Results Forty-five trials (25,427 participants) were included. There was substantial clinical diversity across alternative care models; healthcare delivery was commonly altered through coordination of care and management of care processes (n=22) or information and communication technology (n=13). Moderate certainty evidence suggests alternative care models probably result in little or no change in referral/use of imaging (RR [95% CI]: 0.93 [0.86 to 1.00]) or prescription/use of opioids (RR [95% CI]: 0.96 [0.89 to 1.04]); downgraded due to serious concerns of indirectness (diversity in outcome measures). Low certainty evidence suggests alternative care models may result in little or no clinically important improvement in pain (mean difference [95% CI]: -0.34 [-0.47 to -0.20] on 11-point scale) or back-related function (standardised mean difference [95% CI]: -0.16 [-0.21 to -0.07]); downgraded due to very serious concerns of risk of bias. We are uncertain of the effect of alternative care models on the remaining outcomes.
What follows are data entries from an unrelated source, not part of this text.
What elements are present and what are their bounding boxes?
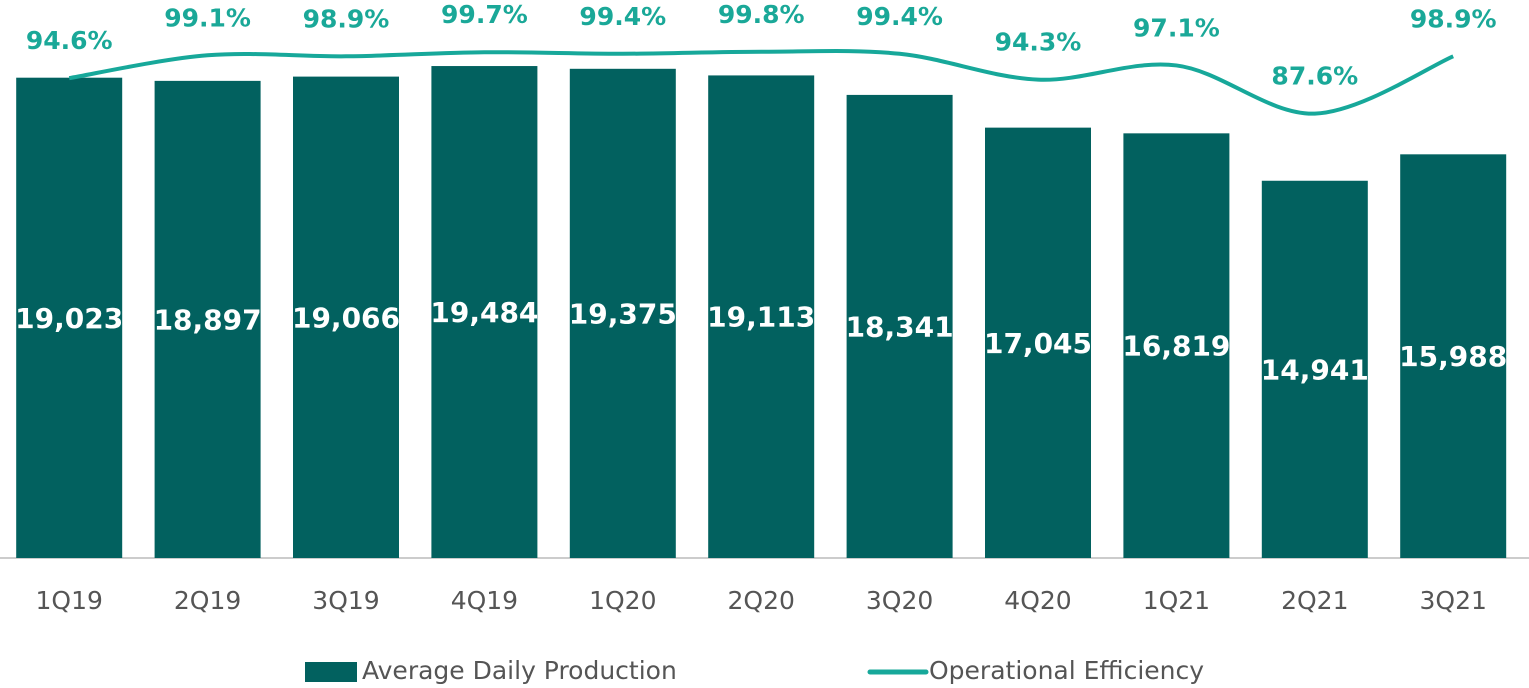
legend-label: Operational Efficiency	[929, 656, 1204, 685]
x-tick-label: 1Q19	[35, 586, 102, 615]
line-value-label: 94.6%	[26, 26, 113, 55]
bar-value-label: 17,045	[984, 327, 1092, 360]
bar	[708, 75, 815, 559]
bar	[1261, 180, 1368, 558]
bar	[985, 127, 1091, 559]
line-value-label: 98.9%	[303, 4, 390, 33]
legend-label: Average Daily Production	[362, 656, 677, 685]
x-tick-label: 3Q19	[312, 586, 379, 615]
bar	[569, 68, 676, 559]
bar	[431, 66, 538, 559]
bar-value-label: 18,897	[154, 303, 262, 336]
line-value-label: 97.1%	[1133, 13, 1220, 42]
line-value-label: 98.9%	[1410, 4, 1497, 33]
line-value-label: 99.8%	[718, 0, 805, 29]
line-value-label: 87.6%	[1271, 62, 1358, 91]
bar-value-label: 19,484	[430, 296, 538, 329]
line-value-label: 94.3%	[995, 28, 1082, 57]
bar	[293, 76, 399, 558]
bar-value-label: 19,066	[292, 301, 400, 334]
x-tick-label: 3Q20	[866, 586, 933, 615]
x-tick-label: 2Q21	[1281, 586, 1348, 615]
bar	[846, 94, 953, 559]
bar	[16, 77, 123, 559]
bar-value-label: 18,341	[846, 310, 954, 343]
x-tick-label: 2Q20	[727, 586, 794, 615]
bar	[1400, 154, 1507, 558]
x-tick-label: 2Q19	[174, 586, 241, 615]
bar-value-label: 19,375	[569, 297, 677, 330]
x-tick-label: 1Q20	[589, 586, 656, 615]
line-value-label: 99.4%	[579, 2, 666, 31]
bar	[154, 80, 261, 558]
bar	[1123, 133, 1230, 558]
x-tick-label: 4Q19	[451, 586, 518, 615]
bar-value-label: 16,819	[1122, 330, 1230, 363]
bar-value-label: 15,988	[1399, 340, 1507, 373]
line-value-label: 99.4%	[856, 2, 943, 31]
x-tick-label: 1Q21	[1143, 586, 1210, 615]
line-value-label: 99.7%	[441, 0, 528, 29]
efficiency-line	[68, 49, 1454, 116]
bar-value-label: 19,023	[15, 302, 123, 335]
legend-swatch	[305, 662, 357, 682]
bar-value-label: 19,113	[707, 301, 815, 334]
line-value-label: 99.1%	[164, 3, 251, 32]
x-tick-label: 4Q20	[1004, 586, 1071, 615]
x-tick-label: 3Q21	[1419, 586, 1486, 615]
bar-value-label: 14,941	[1261, 353, 1369, 386]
Conclusions While alternative care models for individuals with non-specific low back pain have been proposed as an opportunity to reduce the evidence-practice gap, our review found a paucity of evidence for their value in either improving the quality of care or improving health-related outcomes. The strength of evidence can be improved by future studies that are at low risk of performance/detection bias and the use of standardised direct quality of care measures. Due to the considerable clinical diversity in interventions and healthcare settings in this review, decision-makers need to carefully consider their local arrangements, the evidence-practice gaps that need addressing, and the barriers/enablers to evidence-based care when applying the findings of this review.